Ein praktisch eingerichtetes Badezimmer, die Einrichtung der Wirtschaftsräume im Kellergeschoß und die Ausnutzung des Bodens zu Gelassen für jede Bewohnerin erhöhen die Annehmlichkeit des Aufenthaltes.
Ein Lieblingsgedanke der Gründerin des Stiftes ist es, solche Lehrerinnen und Erzieherinnen, die während der Ferien eine gründliche Erholung und Ausspannung nötig haben, aber vielleicht nicht genügende Mittel zu einer Badereise oder einer Sommerfrische besitzen, einen vorübergehenden, ruhigen und behaglichen Aufenthalt unter sehr mäßigen Bedingungen zu bieten. Zu diesem Zwecke weist das Haus 5 gemütlich eingerichtete Fremdenzimmer auf.
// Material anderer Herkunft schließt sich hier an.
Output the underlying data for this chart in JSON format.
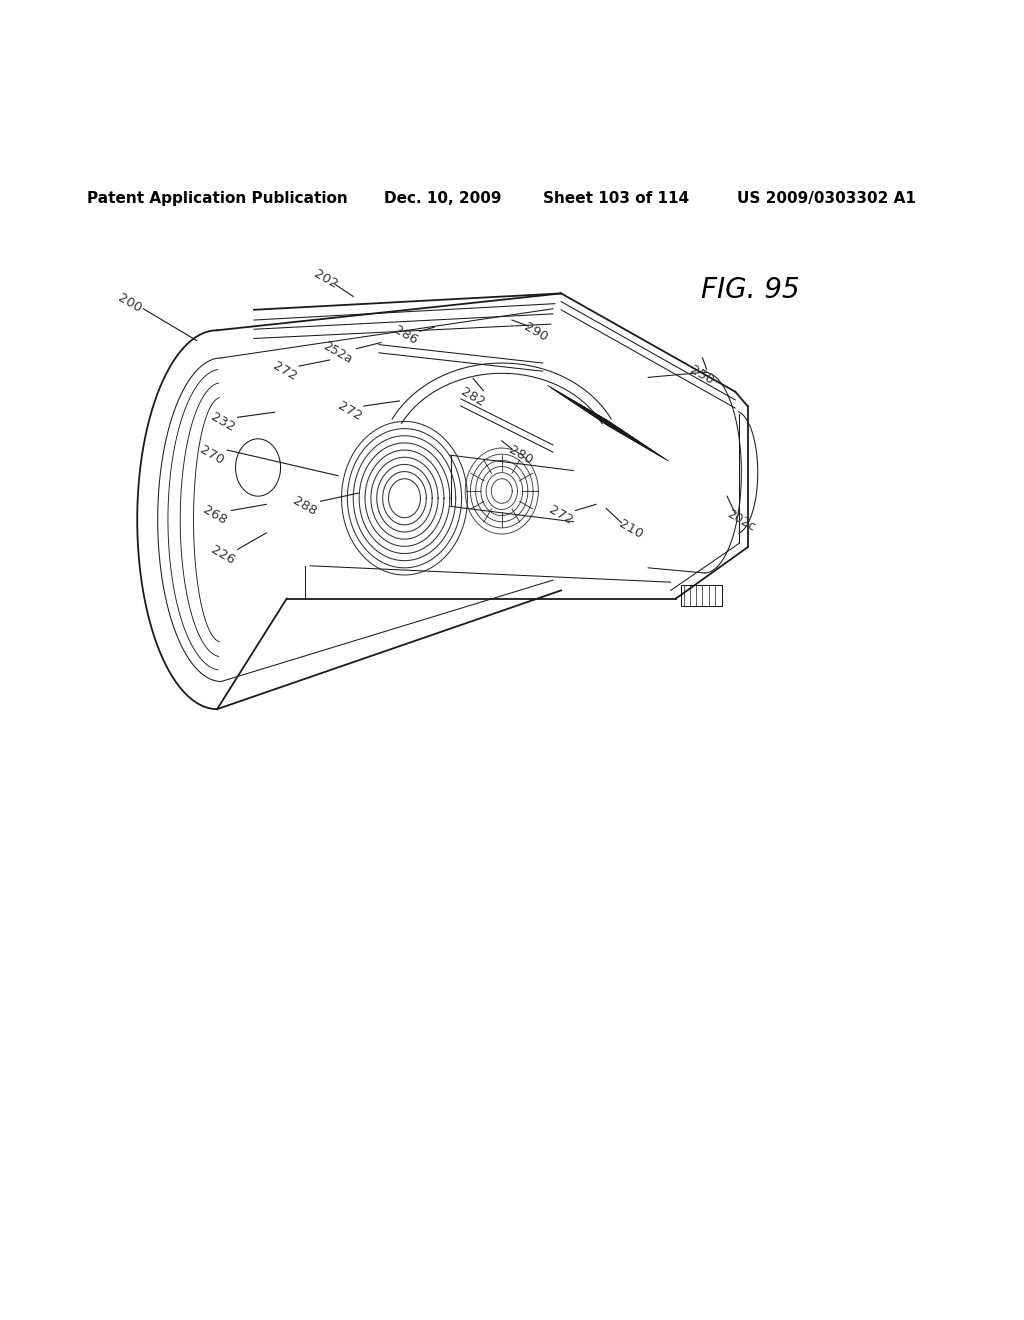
{
  "header_left": "Patent Application Publication",
  "header_date": "Dec. 10, 2009",
  "header_sheet": "Sheet 103 of 114",
  "header_patent": "US 2009/0303302 A1",
  "fig_label": "FIG. 95",
  "bg_color": "#ffffff",
  "line_color": "#1a1a1a",
  "label_color": "#333333",
  "header_fontsize": 11,
  "label_fontsize": 9.5,
  "fig_label_fontsize": 20
}
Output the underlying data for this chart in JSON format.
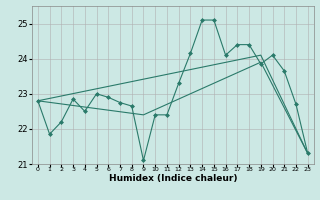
{
  "title": "",
  "xlabel": "Humidex (Indice chaleur)",
  "xlim": [
    -0.5,
    23.5
  ],
  "ylim": [
    21.0,
    25.5
  ],
  "yticks": [
    21,
    22,
    23,
    24,
    25
  ],
  "xticks": [
    0,
    1,
    2,
    3,
    4,
    5,
    6,
    7,
    8,
    9,
    10,
    11,
    12,
    13,
    14,
    15,
    16,
    17,
    18,
    19,
    20,
    21,
    22,
    23
  ],
  "bg_color": "#cce8e4",
  "grid_color": "#b0b0b0",
  "line_color": "#2a7a6a",
  "lines": [
    {
      "x": [
        0,
        1,
        2,
        3,
        4,
        5,
        6,
        7,
        8,
        9,
        10,
        11,
        12,
        13,
        14,
        15,
        16,
        17,
        18,
        19,
        20,
        21,
        22,
        23
      ],
      "y": [
        22.8,
        21.85,
        22.2,
        22.85,
        22.5,
        23.0,
        22.9,
        22.75,
        22.65,
        21.1,
        22.4,
        22.4,
        23.3,
        24.15,
        25.1,
        25.1,
        24.1,
        24.4,
        24.4,
        23.85,
        24.1,
        23.65,
        22.7,
        21.3
      ],
      "marker": "D",
      "markersize": 2.0,
      "linewidth": 0.8
    },
    {
      "x": [
        0,
        9,
        19,
        23
      ],
      "y": [
        22.8,
        22.4,
        23.9,
        21.3
      ],
      "marker": null,
      "linewidth": 0.8
    },
    {
      "x": [
        0,
        19,
        23
      ],
      "y": [
        22.8,
        24.1,
        21.3
      ],
      "marker": null,
      "linewidth": 0.8
    }
  ]
}
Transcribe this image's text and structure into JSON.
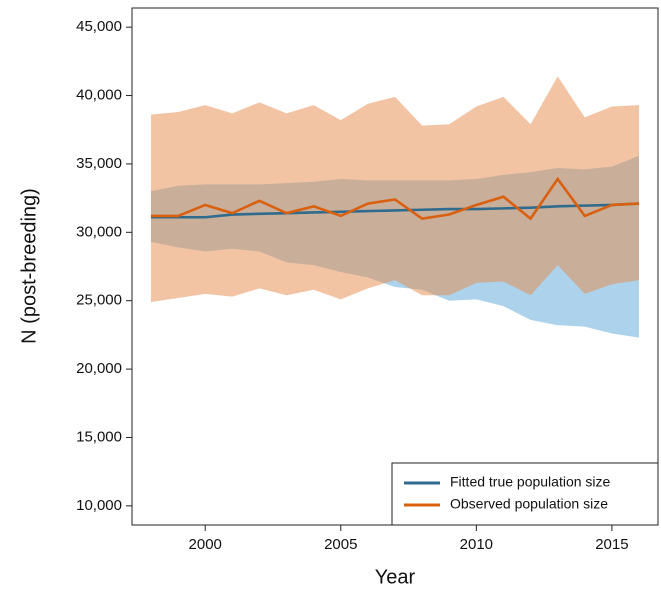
{
  "chart_data": {
    "type": "line",
    "xlabel": "Year",
    "ylabel": "N (post-breeding)",
    "x": [
      1998,
      1999,
      2000,
      2001,
      2002,
      2003,
      2004,
      2005,
      2006,
      2007,
      2008,
      2009,
      2010,
      2011,
      2012,
      2013,
      2014,
      2015,
      2016
    ],
    "series": [
      {
        "name": "Fitted true population size",
        "color": "#2f6b8c",
        "band_color": "#5aa8d8",
        "values": [
          31100,
          31100,
          31100,
          31300,
          31350,
          31400,
          31450,
          31500,
          31550,
          31600,
          31650,
          31700,
          31700,
          31750,
          31800,
          31900,
          31950,
          32000,
          32100
        ],
        "lower": [
          29300,
          28900,
          28600,
          28800,
          28600,
          27800,
          27600,
          27100,
          26700,
          26000,
          25800,
          25000,
          25100,
          24600,
          23600,
          23200,
          23100,
          22600,
          22300
        ],
        "upper": [
          33000,
          33400,
          33500,
          33500,
          33500,
          33600,
          33700,
          33900,
          33800,
          33800,
          33800,
          33800,
          33900,
          34200,
          34400,
          34700,
          34600,
          34800,
          35600
        ]
      },
      {
        "name": "Observed population size",
        "color": "#d9600f",
        "band_color": "#e58a4a",
        "values": [
          31200,
          31200,
          32000,
          31400,
          32300,
          31400,
          31900,
          31200,
          32100,
          32400,
          31000,
          31300,
          32000,
          32600,
          31000,
          33900,
          31200,
          32000,
          32100
        ],
        "lower": [
          24900,
          25200,
          25500,
          25300,
          25900,
          25400,
          25800,
          25100,
          25900,
          26500,
          25400,
          25400,
          26300,
          26400,
          25400,
          27600,
          25500,
          26200,
          26500
        ],
        "upper": [
          38600,
          38800,
          39300,
          38700,
          39500,
          38700,
          39300,
          38200,
          39400,
          39900,
          37800,
          37900,
          39200,
          39900,
          37900,
          41400,
          38400,
          39200,
          39300
        ]
      }
    ],
    "xlim": [
      1997.3,
      2016.7
    ],
    "xticks": [
      2000,
      2005,
      2010,
      2015
    ],
    "ylim": [
      8600,
      46400
    ],
    "yticks": [
      {
        "value": 10000,
        "label": "10,000"
      },
      {
        "value": 15000,
        "label": "15,000"
      },
      {
        "value": 20000,
        "label": "20,000"
      },
      {
        "value": 25000,
        "label": "25,000"
      },
      {
        "value": 30000,
        "label": "30,000"
      },
      {
        "value": 35000,
        "label": "35,000"
      },
      {
        "value": 40000,
        "label": "40,000"
      },
      {
        "value": 45000,
        "label": "45,000"
      }
    ],
    "legend": "lower right"
  }
}
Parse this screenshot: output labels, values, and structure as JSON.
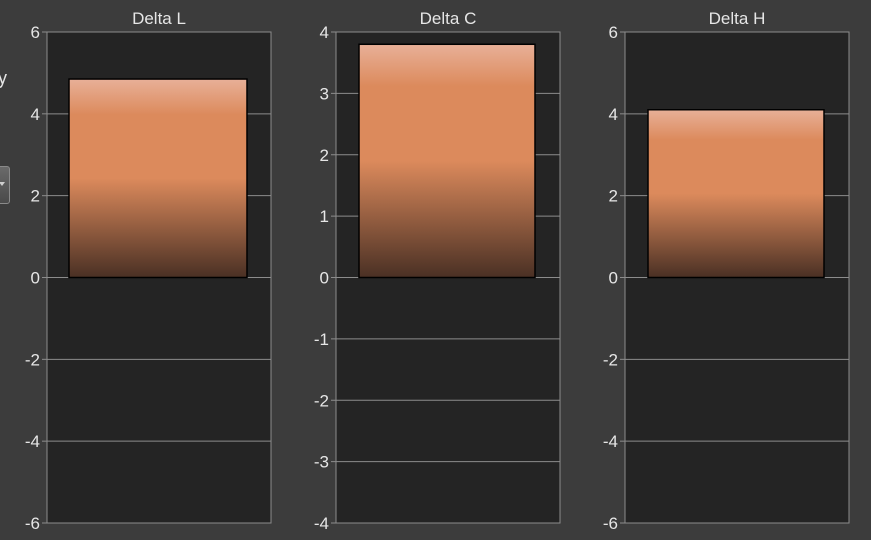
{
  "colors": {
    "background": "#3c3c3c",
    "plot_area": "#242424",
    "axis_text": "#e6e6e6",
    "grid": "#8c8c8c",
    "bar_top": "#e8b098",
    "bar_mid": "#dc8a5c",
    "bar_bottom": "#4a3024"
  },
  "left_panel": {
    "partial_label": "y"
  },
  "chart_data": [
    {
      "type": "bar",
      "title": "Delta L",
      "categories": [
        ""
      ],
      "values": [
        4.85
      ],
      "ylim": [
        -6,
        6
      ],
      "yticks": [
        6,
        4,
        2,
        0,
        -2,
        -4,
        -6
      ],
      "grid": true
    },
    {
      "type": "bar",
      "title": "Delta C",
      "categories": [
        ""
      ],
      "values": [
        3.8
      ],
      "ylim": [
        -4,
        4
      ],
      "yticks": [
        4,
        3,
        2,
        1,
        0,
        -1,
        -2,
        -3,
        -4
      ],
      "grid": true
    },
    {
      "type": "bar",
      "title": "Delta H",
      "categories": [
        ""
      ],
      "values": [
        4.1
      ],
      "ylim": [
        -6,
        6
      ],
      "yticks": [
        6,
        4,
        2,
        0,
        -2,
        -4,
        -6
      ],
      "grid": true
    }
  ]
}
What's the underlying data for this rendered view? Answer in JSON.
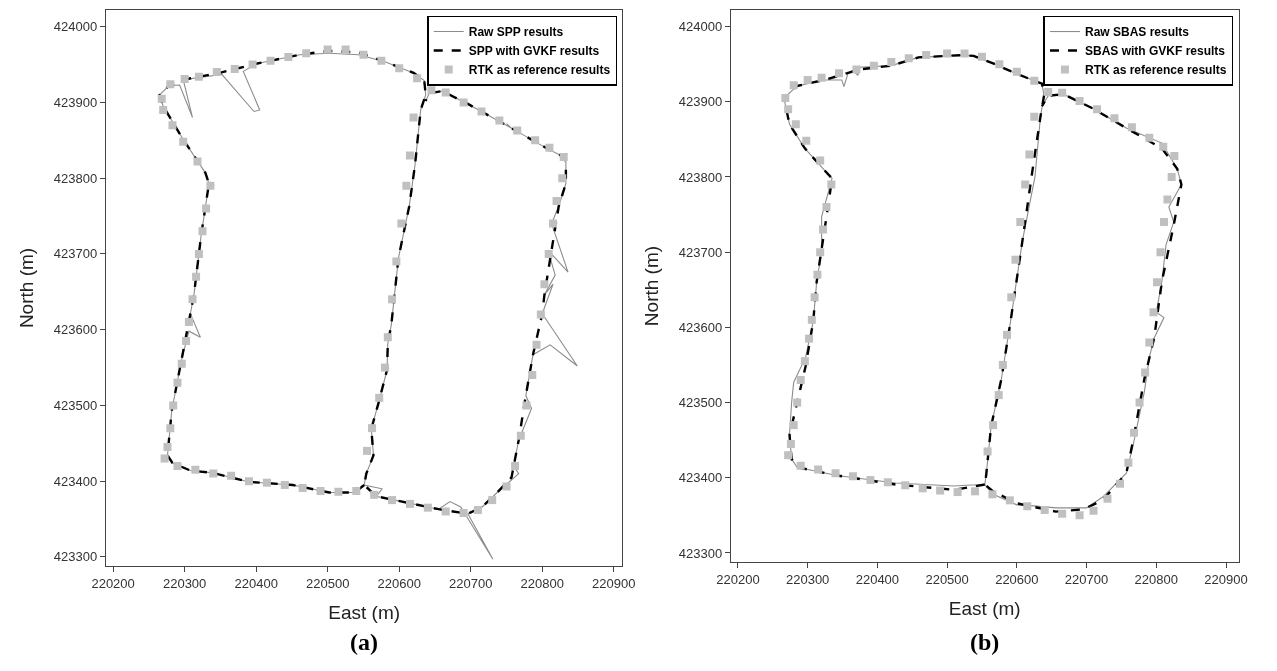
{
  "chart_data": [
    {
      "type": "line",
      "xlabel": "East (m)",
      "ylabel": "North (m)",
      "annotations": [
        "(a)"
      ],
      "xlim": [
        220190,
        220912
      ],
      "ylim": [
        423288,
        424022
      ],
      "xticks": [
        220200,
        220300,
        220400,
        220500,
        220600,
        220700,
        220800,
        220900
      ],
      "yticks": [
        423300,
        423400,
        423500,
        423600,
        423700,
        423800,
        423900,
        424000
      ],
      "grid": false,
      "legend": "top right",
      "series": [
        {
          "name": "Raw SPP results",
          "color": "#8c8c8c",
          "type": "line",
          "line_style": "solid",
          "marker": "none",
          "x": [
            220551,
            220538,
            220502,
            220451,
            220390,
            220339,
            220308,
            220283,
            220276,
            220282,
            220295,
            220306,
            220322,
            220308,
            220313,
            220323,
            220334,
            220329,
            220298,
            220270,
            220265,
            220278,
            220293,
            220311,
            220298,
            220352,
            220397,
            220405,
            220382,
            220400,
            220461,
            220502,
            220543,
            220579,
            220620,
            220635,
            220637,
            220630,
            220622,
            220614,
            220599,
            220589,
            220584,
            220583,
            220571,
            220561,
            220564,
            220554,
            220551,
            220576,
            220568,
            220604,
            220655,
            220671,
            220686,
            220731,
            220696,
            220716,
            220737,
            220767,
            220760,
            220767,
            220785,
            220777,
            220787,
            220811,
            220849,
            220800,
            220815,
            220803,
            220818,
            220808,
            220836,
            220813,
            220823,
            220833,
            220833,
            220828,
            220807,
            220757,
            220750,
            220757,
            220696,
            220660,
            220642,
            220637
          ],
          "values": [
            423395,
            423385,
            423385,
            423395,
            423399,
            423411,
            423414,
            423424,
            423434,
            423493,
            423557,
            423598,
            423590,
            423621,
            423646,
            423724,
            423793,
            423807,
            423851,
            423895,
            423910,
            423922,
            423923,
            423880,
            423930,
            423937,
            423888,
            423890,
            423941,
            423951,
            423963,
            423965,
            423963,
            423954,
            423939,
            423929,
            423910,
            423890,
            423817,
            423763,
            423695,
            423607,
            423581,
            423547,
            423503,
            423469,
            423434,
            423410,
            423395,
            423390,
            423380,
            423373,
            423363,
            423373,
            423366,
            423297,
            423357,
            423366,
            423385,
            423410,
            423420,
            423454,
            423496,
            423513,
            423567,
            423580,
            423552,
            423621,
            423660,
            423646,
            423672,
            423705,
            423676,
            423740,
            423763,
            423793,
            423822,
            423829,
            423839,
            423866,
            423872,
            423866,
            423898,
            423915,
            423912,
            423902
          ]
        },
        {
          "name": "SPP with GVKF results",
          "color": "#000000",
          "type": "line",
          "line_style": "dashed",
          "marker": "none",
          "x": [
            220551,
            220538,
            220502,
            220451,
            220390,
            220339,
            220308,
            220283,
            220276,
            220282,
            220295,
            220308,
            220313,
            220323,
            220334,
            220329,
            220298,
            220270,
            220265,
            220278,
            220298,
            220349,
            220400,
            220461,
            220502,
            220543,
            220579,
            220620,
            220635,
            220637,
            220630,
            220622,
            220614,
            220599,
            220589,
            220584,
            220583,
            220571,
            220561,
            220564,
            220554,
            220551,
            220568,
            220604,
            220655,
            220696,
            220716,
            220737,
            220757,
            220767,
            220777,
            220787,
            220800,
            220803,
            220813,
            220823,
            220833,
            220833,
            220828,
            220807,
            220757,
            220696,
            220660,
            220642,
            220637
          ],
          "values": [
            423395,
            423385,
            423385,
            423395,
            423399,
            423411,
            423414,
            423424,
            423434,
            423493,
            423557,
            423621,
            423646,
            423724,
            423793,
            423807,
            423851,
            423895,
            423910,
            423922,
            423930,
            423939,
            423951,
            423963,
            423968,
            423966,
            423954,
            423939,
            423929,
            423910,
            423890,
            423817,
            423763,
            423695,
            423607,
            423581,
            423547,
            423503,
            423469,
            423434,
            423410,
            423395,
            423380,
            423373,
            423363,
            423357,
            423366,
            423385,
            423405,
            423454,
            423513,
            423567,
            423621,
            423646,
            423705,
            423763,
            423793,
            423822,
            423829,
            423839,
            423866,
            423898,
            423915,
            423912,
            423902
          ]
        },
        {
          "name": "RTK as reference results",
          "color": "#c0c0c0",
          "type": "scatter",
          "marker": "square",
          "x": [
            220272,
            220276,
            220280,
            220284,
            220290,
            220296,
            220302,
            220306,
            220311,
            220316,
            220320,
            220325,
            220330,
            220336,
            220318,
            220298,
            220283,
            220270,
            220268,
            220280,
            220300,
            220320,
            220345,
            220370,
            220395,
            220420,
            220445,
            220470,
            220500,
            220525,
            220550,
            220575,
            220600,
            220625,
            220620,
            220615,
            220610,
            220603,
            220596,
            220590,
            220584,
            220580,
            220572,
            220562,
            220555,
            220540,
            220515,
            220490,
            220465,
            220440,
            220415,
            220390,
            220365,
            220340,
            220315,
            220290,
            220565,
            220590,
            220615,
            220640,
            220665,
            220690,
            220710,
            220730,
            220750,
            220762,
            220770,
            220778,
            220786,
            220792,
            220798,
            220803,
            220809,
            220815,
            220820,
            220828,
            220830,
            220810,
            220790,
            220765,
            220740,
            220715,
            220690,
            220665,
            220645
          ],
          "values": [
            423430,
            423445,
            423470,
            423500,
            423530,
            423555,
            423585,
            423610,
            423640,
            423670,
            423700,
            423730,
            423760,
            423790,
            423822,
            423848,
            423870,
            423890,
            423905,
            423924,
            423931,
            423934,
            423940,
            423944,
            423950,
            423955,
            423960,
            423965,
            423970,
            423970,
            423963,
            423955,
            423945,
            423932,
            423880,
            423830,
            423790,
            423740,
            423690,
            423640,
            423590,
            423550,
            423510,
            423470,
            423440,
            423387,
            423386,
            423387,
            423391,
            423395,
            423398,
            423400,
            423407,
            423410,
            423415,
            423420,
            423382,
            423375,
            423370,
            423365,
            423360,
            423358,
            423362,
            423375,
            423393,
            423420,
            423460,
            423500,
            423540,
            423580,
            423620,
            423660,
            423700,
            423740,
            423770,
            423800,
            423828,
            423840,
            423850,
            423863,
            423876,
            423888,
            423900,
            423913,
            423916
          ]
        }
      ]
    },
    {
      "type": "line",
      "xlabel": "East (m)",
      "ylabel": "North (m)",
      "annotations": [
        "(b)"
      ],
      "xlim": [
        220190,
        220918
      ],
      "ylim": [
        423288,
        424022
      ],
      "xticks": [
        220200,
        220300,
        220400,
        220500,
        220600,
        220700,
        220800,
        220900
      ],
      "yticks": [
        423300,
        423400,
        423500,
        423600,
        423700,
        423800,
        423900,
        424000
      ],
      "grid": false,
      "legend": "top right",
      "series": [
        {
          "name": "Raw SBAS results",
          "color": "#8c8c8c",
          "type": "line",
          "line_style": "solid",
          "marker": "none",
          "x": [
            220554,
            220527,
            220510,
            220426,
            220342,
            220285,
            220277,
            220274,
            220277,
            220280,
            220297,
            220308,
            220313,
            220320,
            220320,
            220335,
            220324,
            220296,
            220274,
            220266,
            220285,
            220324,
            220349,
            220352,
            220358,
            220365,
            220372,
            220375,
            220420,
            220459,
            220521,
            220538,
            220566,
            220600,
            220636,
            220639,
            220634,
            220626,
            220608,
            220591,
            220578,
            220563,
            220556,
            220554,
            220566,
            220600,
            220620,
            220656,
            220700,
            220724,
            220757,
            220766,
            220783,
            220790,
            220797,
            220811,
            220800,
            220808,
            220814,
            220825,
            220818,
            220836,
            220830,
            220808,
            220757,
            220707,
            220667,
            220645,
            220636
          ],
          "values": [
            423391,
            423390,
            423389,
            423393,
            423403,
            423414,
            423425,
            423457,
            423500,
            423527,
            423560,
            423608,
            423661,
            423700,
            423747,
            423798,
            423809,
            423838,
            423870,
            423905,
            423921,
            423929,
            423929,
            423920,
            423938,
            423942,
            423935,
            423946,
            423948,
            423959,
            423962,
            423961,
            423951,
            423937,
            423924,
            423908,
            423881,
            423800,
            423715,
            423608,
            423532,
            423468,
            423403,
            423391,
            423378,
            423364,
            423363,
            423360,
            423360,
            423375,
            423406,
            423440,
            423515,
            423560,
            423586,
            423613,
            423620,
            423661,
            423710,
            423740,
            423760,
            423790,
            423811,
            423845,
            423865,
            423892,
            423910,
            423908,
            423894
          ]
        },
        {
          "name": "SBAS with GVKF results",
          "color": "#000000",
          "type": "line",
          "line_style": "dashed",
          "marker": "none",
          "x": [
            220554,
            220510,
            220426,
            220342,
            220285,
            220277,
            220274,
            220285,
            220297,
            220308,
            220313,
            220327,
            220335,
            220324,
            220296,
            220274,
            220266,
            220285,
            220324,
            220375,
            220420,
            220459,
            220521,
            220538,
            220566,
            220600,
            220636,
            220639,
            220634,
            220622,
            220608,
            220591,
            220578,
            220563,
            220556,
            220554,
            220566,
            220600,
            220656,
            220696,
            220724,
            220757,
            220766,
            220783,
            220797,
            220808,
            220825,
            220836,
            220830,
            220808,
            220757,
            220707,
            220667,
            220645,
            220636
          ],
          "values": [
            423391,
            423384,
            423391,
            423403,
            423414,
            423425,
            423457,
            423500,
            423548,
            423608,
            423661,
            423747,
            423798,
            423809,
            423838,
            423870,
            423905,
            423921,
            423929,
            423943,
            423948,
            423959,
            423962,
            423961,
            423951,
            423937,
            423924,
            423908,
            423881,
            423806,
            423715,
            423608,
            423532,
            423468,
            423403,
            423391,
            423382,
            423366,
            423355,
            423358,
            423371,
            423406,
            423446,
            423532,
            423586,
            423661,
            423736,
            423790,
            423811,
            423838,
            423865,
            423892,
            423910,
            423908,
            423894
          ]
        },
        {
          "name": "RTK as reference results",
          "color": "#c0c0c0",
          "type": "scatter",
          "marker": "square",
          "x": [
            220272,
            220276,
            220280,
            220285,
            220290,
            220296,
            220302,
            220306,
            220310,
            220314,
            220318,
            220322,
            220327,
            220334,
            220318,
            220298,
            220283,
            220272,
            220268,
            220280,
            220300,
            220320,
            220345,
            220370,
            220395,
            220420,
            220445,
            220470,
            220500,
            220525,
            220550,
            220575,
            220600,
            220625,
            220625,
            220618,
            220612,
            220605,
            220598,
            220592,
            220586,
            220580,
            220574,
            220566,
            220558,
            220540,
            220515,
            220490,
            220465,
            220440,
            220415,
            220390,
            220365,
            220340,
            220315,
            220290,
            220565,
            220590,
            220615,
            220640,
            220665,
            220690,
            220710,
            220730,
            220748,
            220760,
            220768,
            220776,
            220784,
            220790,
            220796,
            220801,
            220806,
            220811,
            220816,
            220822,
            220826,
            220810,
            220790,
            220765,
            220740,
            220715,
            220690,
            220665,
            220645
          ],
          "values": [
            423430,
            423445,
            423470,
            423500,
            423530,
            423555,
            423585,
            423610,
            423640,
            423670,
            423700,
            423730,
            423760,
            423790,
            423822,
            423848,
            423870,
            423890,
            423905,
            423922,
            423929,
            423932,
            423938,
            423943,
            423948,
            423953,
            423958,
            423962,
            423964,
            423964,
            423960,
            423950,
            423940,
            423928,
            423880,
            423830,
            423790,
            423740,
            423690,
            423640,
            423590,
            423550,
            423510,
            423470,
            423435,
            423382,
            423381,
            423383,
            423386,
            423390,
            423394,
            423397,
            423402,
            423406,
            423411,
            423416,
            423378,
            423370,
            423362,
            423357,
            423352,
            423350,
            423356,
            423372,
            423392,
            423420,
            423460,
            423500,
            423540,
            423580,
            423620,
            423660,
            423700,
            423740,
            423770,
            423800,
            423828,
            423840,
            423852,
            423866,
            423878,
            423890,
            423901,
            423912,
            423913
          ]
        }
      ]
    }
  ]
}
Da wohl noch eine längere Zeit vergehe dürfte, ehe das Stift seiner Bestimmung gemäß, ganz von den Damen bewohnt sein wird, die von den Mühen ihres Berufslebens ausruhen wollen, so ist das untere Stockwerk vorläufig an die Wolfenbütteler Kochschule vermietet, welche einstweilen für das leibliche Wohl der Insassinnen sorgt.
Der jährliche Pensionspreis für Wohnung, Kost, Licht, Feuerung, Bedienung und Arzt ist auf 360 Mark festgesetzt. Beim Eintritt ins Haus wird die einmalige Zahlung von 300 Mark gefordert, einer Summe, die an das Haus fällt und nicht zurückgezahlt werden kann. Bevorzugt werden bei der Besetzung der Stelle immer solche Damen, die am längsten dem Feierabendverbande angehören und diese Zugehörigkeit sich durch einen jährlichen Beitrag von 3 Mark erworben haben. Die Summe ist so niedrig gestellt, damit auch denen, die mit Not und Sorge kämpfen und zu einer größeren jährliche Zahlung sich nicht verpflichten können, die Möglichkeit haben, durch Eintritt in den Verband sich die Anwartschaft auf ein späteres Unterkommen zu sichern.
Da natürlich eine so junge Gründung, die ausschließlich durch Liebesgaben zustande gekommen ist, nicht ganz ohne die Teilnahme und die Beihilfe von mit Glücksgütern gesegneten Freunden bestehen kann, so ist es sehr wünschenswert, daß die Zahl der außerordentlichen Mitglieder, die auch einen jährliche Beitrag von 3 Mark oder einen einmaligen von 50 Mark zahlen, noch möglichst wächst.
Möchten diese Zeilen dazu beitragen, dem Feierabendhause in Wolfenbüttel Freunde zu verschaffen, und möchte ein Haus, das nur aus warmer Menschlichkeit gegründet wurde, ein wahrer Hort des Friedens und des Behagens werden für diejenigen, die ihre volle Lebenskraft dem schweren Werk der Heranbildung der Jugend gewidmet haben! E. M.